The Cut logo The Cut 4 days ago Rebecca Traister

In the math-addled hours after polls closed on Election Day, as the New York Times needle tipped delicately toward blue in Georgia, the nation’s attention followed, homing in on one of its most transformative political figures: Stacey Abrams.

She is extraordinary, partly because she has one of the most detailed-oriented, forward-looking, compulsively organized brains in politics. Abrams—who served as minority leader in Georgia’s state legislature for seven years before running for governor in 2018, losing narrowly to Georgia’s then–Secretary of State Brian Kemp, in one of the most flagrantly voter-suppressed elections in recent memory—has been working to turn her state from red to blue for more than a decade. Now that her promise has (this time at least) been made manifest, many in the Democratic Party are looking toward Abrams as a kind of silver bullet: a figure who can be installed—in the Cabinet or as head of the DNC—to perform her magic across the nation.

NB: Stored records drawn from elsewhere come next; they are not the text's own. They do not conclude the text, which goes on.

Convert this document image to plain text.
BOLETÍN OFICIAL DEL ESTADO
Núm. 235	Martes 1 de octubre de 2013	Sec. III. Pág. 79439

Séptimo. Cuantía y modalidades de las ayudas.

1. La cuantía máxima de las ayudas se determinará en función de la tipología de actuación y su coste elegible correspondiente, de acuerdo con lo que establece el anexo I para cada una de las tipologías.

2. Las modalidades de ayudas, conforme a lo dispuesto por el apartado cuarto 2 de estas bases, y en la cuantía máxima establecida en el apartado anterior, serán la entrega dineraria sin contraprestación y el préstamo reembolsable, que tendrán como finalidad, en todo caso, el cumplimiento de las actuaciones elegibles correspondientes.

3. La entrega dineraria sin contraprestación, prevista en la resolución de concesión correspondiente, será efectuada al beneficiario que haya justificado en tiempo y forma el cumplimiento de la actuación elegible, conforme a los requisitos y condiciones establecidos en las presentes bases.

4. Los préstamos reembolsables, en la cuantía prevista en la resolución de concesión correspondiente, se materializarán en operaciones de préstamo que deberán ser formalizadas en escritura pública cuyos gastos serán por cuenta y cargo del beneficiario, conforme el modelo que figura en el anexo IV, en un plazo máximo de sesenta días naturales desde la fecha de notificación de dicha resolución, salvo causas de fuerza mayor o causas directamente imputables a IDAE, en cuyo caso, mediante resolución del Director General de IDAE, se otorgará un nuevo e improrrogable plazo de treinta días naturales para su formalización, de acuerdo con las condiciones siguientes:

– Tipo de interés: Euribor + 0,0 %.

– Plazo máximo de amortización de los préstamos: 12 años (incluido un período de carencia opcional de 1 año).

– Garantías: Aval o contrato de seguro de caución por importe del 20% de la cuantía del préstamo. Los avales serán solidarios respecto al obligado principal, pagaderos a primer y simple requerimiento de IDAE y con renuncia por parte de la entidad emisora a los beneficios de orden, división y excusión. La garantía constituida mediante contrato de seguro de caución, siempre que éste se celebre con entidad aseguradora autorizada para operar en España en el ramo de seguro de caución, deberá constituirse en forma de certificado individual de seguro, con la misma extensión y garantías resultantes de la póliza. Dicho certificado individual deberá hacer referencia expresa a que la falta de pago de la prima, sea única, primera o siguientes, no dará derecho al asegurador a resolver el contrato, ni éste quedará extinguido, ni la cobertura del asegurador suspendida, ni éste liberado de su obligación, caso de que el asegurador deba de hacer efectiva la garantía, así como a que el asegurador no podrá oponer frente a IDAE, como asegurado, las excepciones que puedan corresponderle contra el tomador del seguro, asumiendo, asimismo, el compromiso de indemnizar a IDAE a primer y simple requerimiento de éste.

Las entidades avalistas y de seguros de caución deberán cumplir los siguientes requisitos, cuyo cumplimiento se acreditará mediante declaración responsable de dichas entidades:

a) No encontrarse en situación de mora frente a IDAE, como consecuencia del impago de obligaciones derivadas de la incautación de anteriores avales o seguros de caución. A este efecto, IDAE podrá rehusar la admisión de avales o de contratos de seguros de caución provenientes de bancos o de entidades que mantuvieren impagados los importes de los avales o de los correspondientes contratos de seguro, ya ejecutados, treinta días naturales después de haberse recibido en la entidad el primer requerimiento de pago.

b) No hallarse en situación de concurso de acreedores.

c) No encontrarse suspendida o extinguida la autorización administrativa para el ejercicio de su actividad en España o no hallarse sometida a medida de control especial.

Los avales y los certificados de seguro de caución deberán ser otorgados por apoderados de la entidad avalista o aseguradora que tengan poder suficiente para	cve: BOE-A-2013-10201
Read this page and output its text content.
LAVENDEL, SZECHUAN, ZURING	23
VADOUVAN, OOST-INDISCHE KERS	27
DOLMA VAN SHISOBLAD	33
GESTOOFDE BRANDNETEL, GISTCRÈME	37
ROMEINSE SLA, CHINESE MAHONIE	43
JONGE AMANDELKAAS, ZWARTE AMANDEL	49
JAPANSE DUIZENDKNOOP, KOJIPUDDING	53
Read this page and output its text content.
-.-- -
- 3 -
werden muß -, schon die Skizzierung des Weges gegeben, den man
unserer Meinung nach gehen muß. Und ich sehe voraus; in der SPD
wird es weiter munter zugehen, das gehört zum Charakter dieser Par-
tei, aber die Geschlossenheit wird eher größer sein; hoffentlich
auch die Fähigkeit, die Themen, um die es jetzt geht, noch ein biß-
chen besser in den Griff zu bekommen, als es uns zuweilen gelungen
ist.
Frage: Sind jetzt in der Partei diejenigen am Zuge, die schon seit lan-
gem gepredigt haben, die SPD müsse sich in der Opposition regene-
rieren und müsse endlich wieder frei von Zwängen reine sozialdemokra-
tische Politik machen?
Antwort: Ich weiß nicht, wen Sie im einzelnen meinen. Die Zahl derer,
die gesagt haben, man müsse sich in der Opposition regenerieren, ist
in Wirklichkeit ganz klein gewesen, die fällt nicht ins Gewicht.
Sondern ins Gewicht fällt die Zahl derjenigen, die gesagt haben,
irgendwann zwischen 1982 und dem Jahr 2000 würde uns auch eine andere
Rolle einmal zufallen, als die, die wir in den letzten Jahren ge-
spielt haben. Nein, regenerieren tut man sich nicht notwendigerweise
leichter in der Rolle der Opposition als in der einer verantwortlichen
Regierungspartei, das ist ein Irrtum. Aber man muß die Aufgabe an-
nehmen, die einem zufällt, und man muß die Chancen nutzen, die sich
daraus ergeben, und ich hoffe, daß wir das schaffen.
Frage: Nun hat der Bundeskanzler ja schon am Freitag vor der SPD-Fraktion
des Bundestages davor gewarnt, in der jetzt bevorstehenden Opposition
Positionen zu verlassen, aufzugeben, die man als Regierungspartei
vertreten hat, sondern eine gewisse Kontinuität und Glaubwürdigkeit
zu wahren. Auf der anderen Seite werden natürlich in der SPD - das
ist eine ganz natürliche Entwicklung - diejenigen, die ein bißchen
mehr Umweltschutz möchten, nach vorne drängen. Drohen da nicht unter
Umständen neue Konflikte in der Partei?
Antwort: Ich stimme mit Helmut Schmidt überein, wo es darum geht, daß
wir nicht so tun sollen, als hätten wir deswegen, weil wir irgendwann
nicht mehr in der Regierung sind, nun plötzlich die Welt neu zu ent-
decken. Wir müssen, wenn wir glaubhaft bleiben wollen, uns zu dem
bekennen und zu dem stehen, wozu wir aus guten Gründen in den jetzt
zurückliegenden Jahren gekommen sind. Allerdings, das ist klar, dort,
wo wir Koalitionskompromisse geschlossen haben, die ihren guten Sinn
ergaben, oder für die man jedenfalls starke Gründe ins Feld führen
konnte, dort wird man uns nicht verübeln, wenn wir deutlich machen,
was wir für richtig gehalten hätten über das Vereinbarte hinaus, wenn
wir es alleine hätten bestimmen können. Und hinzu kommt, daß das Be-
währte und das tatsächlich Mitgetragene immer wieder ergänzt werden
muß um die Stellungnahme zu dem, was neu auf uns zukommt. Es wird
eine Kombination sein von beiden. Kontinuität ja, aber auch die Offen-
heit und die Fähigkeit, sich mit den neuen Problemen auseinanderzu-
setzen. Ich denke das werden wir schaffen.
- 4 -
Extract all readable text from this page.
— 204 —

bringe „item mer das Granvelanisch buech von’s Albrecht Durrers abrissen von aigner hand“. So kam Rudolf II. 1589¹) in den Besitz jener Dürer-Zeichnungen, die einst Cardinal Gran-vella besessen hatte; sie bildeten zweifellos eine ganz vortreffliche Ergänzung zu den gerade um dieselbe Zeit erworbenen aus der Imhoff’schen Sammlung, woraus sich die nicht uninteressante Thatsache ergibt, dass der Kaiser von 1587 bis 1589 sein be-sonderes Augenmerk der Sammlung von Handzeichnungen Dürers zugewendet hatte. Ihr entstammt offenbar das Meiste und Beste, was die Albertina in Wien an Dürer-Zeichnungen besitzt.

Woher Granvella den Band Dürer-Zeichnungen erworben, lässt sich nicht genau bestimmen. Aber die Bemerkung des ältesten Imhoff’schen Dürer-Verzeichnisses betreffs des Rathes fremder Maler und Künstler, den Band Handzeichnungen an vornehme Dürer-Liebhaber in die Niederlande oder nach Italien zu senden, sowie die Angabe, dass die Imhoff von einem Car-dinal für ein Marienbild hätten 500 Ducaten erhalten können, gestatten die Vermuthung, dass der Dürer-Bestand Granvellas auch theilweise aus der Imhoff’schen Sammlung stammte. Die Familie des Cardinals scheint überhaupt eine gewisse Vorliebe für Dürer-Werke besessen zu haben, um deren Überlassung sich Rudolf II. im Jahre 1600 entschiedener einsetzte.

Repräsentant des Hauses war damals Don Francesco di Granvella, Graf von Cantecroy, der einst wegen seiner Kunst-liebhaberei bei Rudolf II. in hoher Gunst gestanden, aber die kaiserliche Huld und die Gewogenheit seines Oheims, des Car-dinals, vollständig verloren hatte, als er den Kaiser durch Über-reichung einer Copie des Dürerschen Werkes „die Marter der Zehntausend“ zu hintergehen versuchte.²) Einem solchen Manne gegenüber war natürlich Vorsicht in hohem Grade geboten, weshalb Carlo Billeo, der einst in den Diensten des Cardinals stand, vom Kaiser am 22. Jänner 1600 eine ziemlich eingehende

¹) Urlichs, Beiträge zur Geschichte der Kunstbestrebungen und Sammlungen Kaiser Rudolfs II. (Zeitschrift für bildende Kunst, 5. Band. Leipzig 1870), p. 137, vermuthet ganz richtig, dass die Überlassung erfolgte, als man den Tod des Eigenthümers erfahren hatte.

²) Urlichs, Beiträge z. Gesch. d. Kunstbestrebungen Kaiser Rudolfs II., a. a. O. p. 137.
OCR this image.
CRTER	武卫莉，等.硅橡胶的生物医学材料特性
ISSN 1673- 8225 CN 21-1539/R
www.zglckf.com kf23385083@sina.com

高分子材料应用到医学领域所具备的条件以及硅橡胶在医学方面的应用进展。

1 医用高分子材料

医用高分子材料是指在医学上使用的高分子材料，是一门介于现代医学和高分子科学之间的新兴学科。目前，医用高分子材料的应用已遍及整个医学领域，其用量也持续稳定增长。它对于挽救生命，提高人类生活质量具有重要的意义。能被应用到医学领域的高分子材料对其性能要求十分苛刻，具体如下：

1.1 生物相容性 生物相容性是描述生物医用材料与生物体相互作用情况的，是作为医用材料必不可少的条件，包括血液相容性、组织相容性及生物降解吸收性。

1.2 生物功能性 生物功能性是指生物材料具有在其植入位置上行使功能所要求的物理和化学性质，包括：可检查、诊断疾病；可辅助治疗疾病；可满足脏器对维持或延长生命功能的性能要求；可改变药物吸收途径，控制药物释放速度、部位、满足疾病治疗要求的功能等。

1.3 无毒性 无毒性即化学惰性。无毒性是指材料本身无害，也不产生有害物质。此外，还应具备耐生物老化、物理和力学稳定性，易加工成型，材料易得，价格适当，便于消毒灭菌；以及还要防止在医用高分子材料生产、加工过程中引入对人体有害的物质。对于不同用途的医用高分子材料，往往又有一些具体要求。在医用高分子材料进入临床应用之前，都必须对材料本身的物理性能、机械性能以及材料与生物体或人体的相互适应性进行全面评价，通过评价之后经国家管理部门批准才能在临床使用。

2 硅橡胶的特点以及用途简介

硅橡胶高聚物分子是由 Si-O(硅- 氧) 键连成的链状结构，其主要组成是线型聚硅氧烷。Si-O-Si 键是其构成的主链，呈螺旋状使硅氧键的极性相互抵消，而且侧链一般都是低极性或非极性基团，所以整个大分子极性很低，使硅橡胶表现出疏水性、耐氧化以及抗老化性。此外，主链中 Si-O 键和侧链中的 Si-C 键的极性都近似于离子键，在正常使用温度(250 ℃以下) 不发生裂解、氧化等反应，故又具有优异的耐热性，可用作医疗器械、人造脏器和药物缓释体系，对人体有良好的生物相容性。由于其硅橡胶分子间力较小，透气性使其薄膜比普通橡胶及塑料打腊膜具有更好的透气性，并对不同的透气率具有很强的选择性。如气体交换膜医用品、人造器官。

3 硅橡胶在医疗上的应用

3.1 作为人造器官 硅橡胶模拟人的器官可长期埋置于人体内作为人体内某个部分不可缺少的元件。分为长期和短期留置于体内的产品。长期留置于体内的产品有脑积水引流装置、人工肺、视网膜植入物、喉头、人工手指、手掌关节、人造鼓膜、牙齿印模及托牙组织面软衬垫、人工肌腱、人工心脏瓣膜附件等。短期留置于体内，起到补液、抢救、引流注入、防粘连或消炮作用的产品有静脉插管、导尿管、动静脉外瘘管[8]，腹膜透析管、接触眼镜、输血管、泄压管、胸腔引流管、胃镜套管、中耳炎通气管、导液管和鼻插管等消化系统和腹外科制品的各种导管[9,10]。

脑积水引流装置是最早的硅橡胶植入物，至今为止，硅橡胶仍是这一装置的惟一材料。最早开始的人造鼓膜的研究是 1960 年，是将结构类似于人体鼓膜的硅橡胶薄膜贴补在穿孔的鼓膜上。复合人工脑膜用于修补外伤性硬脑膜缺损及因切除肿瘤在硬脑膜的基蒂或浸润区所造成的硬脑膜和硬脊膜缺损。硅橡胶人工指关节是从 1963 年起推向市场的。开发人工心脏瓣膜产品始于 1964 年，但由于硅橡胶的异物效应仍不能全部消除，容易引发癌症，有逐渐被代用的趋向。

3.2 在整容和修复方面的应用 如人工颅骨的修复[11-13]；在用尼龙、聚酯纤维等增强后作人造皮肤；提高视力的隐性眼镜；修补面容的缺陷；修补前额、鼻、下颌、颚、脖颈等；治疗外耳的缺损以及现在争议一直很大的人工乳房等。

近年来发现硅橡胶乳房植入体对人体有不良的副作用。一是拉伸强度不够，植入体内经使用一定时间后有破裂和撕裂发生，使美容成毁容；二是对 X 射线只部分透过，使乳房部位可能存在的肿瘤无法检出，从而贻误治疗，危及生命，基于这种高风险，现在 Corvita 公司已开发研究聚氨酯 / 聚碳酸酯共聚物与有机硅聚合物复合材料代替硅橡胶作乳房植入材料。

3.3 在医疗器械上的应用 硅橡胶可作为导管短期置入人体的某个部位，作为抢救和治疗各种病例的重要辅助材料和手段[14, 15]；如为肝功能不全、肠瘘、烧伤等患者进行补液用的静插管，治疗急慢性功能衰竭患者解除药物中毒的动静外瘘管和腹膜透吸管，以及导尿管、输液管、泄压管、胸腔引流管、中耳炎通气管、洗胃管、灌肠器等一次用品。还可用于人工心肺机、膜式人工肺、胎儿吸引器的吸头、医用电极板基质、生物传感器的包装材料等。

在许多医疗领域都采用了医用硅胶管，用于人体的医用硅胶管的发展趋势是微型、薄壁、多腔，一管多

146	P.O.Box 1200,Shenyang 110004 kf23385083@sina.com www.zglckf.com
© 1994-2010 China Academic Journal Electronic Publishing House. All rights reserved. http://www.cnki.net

In the flood of post-election analysis of muddied results and still-emerging data, answers can seem simple and obvious. But real life, real states, and real political organizing don’t always lend themselves to easy explanations or diagnoses. And what’s been missing from some of the adulation of Abrams is a view of how much work—by so many people, from so many angles, over so many years—has always undergirded her efforts in Georgia; I wanted to hear a fuller story, from the woman whose capacious vision sets her apart from so many currently telling the story of politics and power in America.

I think the first instinct was, Stacey Abrams single-handedly flipped Georgia. Can you give a fuller picture of who else is out there and what have they been doing?

Let’s take a step back on how I became sort of an avatar. So in 2010, Georgia Democrats lose everything: Republicans now control every statewide office. Also, between 2000 and 2010, Georgia had seen a doubling of the Latino population, an explosion in the Asian American and Pacific Islander population, and the beginning of this reverse migration of African Americans who had moved to the Midwest and were relocating back South.

When I came in, I put together a 21-page Powerpoint deck that was my diagnosis of the challenges facing Democrats and what we’d need to do to claw back power by 2020. I took it with me to our caucus meetings and when I went to donors to say, “Please pay attention to Georgia. We are not the South that you remember. We’ve got some real opportunities, and we need you to pay attention.” Most people didn’t, but a few folks did.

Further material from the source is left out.